Mexico City was cordoned off by the military, no vehicles were allowed anywhere near the ruins. I joined some friends from the Philippine embassy to look for a Filipino family living in a downtown condominium. We had to park our cars at a distance and walk to the place. We saw French rescue teams with sniffing dogs looking for survivors amidst the wrecked edifices. The Hotel Regis had fallen like a deck of cards, the famous Hotel Bamer was flat on its face, but the elegant Art Deco Bellas Artes theater and the ornate Post Office were unharmed. Finally, we got to the condominium and could only stare in horror because it was split in half like a dollhouse. However, we were informed that all its occupants had time to vacate and were taken to a government center.

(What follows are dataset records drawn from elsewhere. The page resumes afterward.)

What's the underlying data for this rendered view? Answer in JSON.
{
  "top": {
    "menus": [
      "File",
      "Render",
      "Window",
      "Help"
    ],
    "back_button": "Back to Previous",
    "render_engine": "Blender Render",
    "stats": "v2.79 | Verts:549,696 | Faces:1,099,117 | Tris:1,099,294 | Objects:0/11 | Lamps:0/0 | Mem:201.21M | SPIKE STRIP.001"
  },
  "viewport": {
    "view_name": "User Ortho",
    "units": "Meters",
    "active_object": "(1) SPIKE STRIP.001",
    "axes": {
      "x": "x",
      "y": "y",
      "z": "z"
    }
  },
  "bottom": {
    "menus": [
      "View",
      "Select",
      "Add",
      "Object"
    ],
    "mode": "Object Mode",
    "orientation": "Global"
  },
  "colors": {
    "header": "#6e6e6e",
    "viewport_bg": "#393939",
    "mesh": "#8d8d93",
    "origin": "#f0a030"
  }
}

The day after, there was an after-shock which was just as strong; it was about 7 in the evening, I was setting the dining table when I felt it, so in a panic, I ran out the house into the street which was the wrong thing to do, I was later informed. The electric wires near the house could have snapped and hit me; I could have been electrocuted.

Here in Metro Manila, I live in a village with a jungle of residential condominium buildings. I have no idea of what the national building code is like, but I have noticed that a feeble tremor can rattle a wine glass. I am prepared, I am ready, but due to what happened in Mexico, I dread the Big One.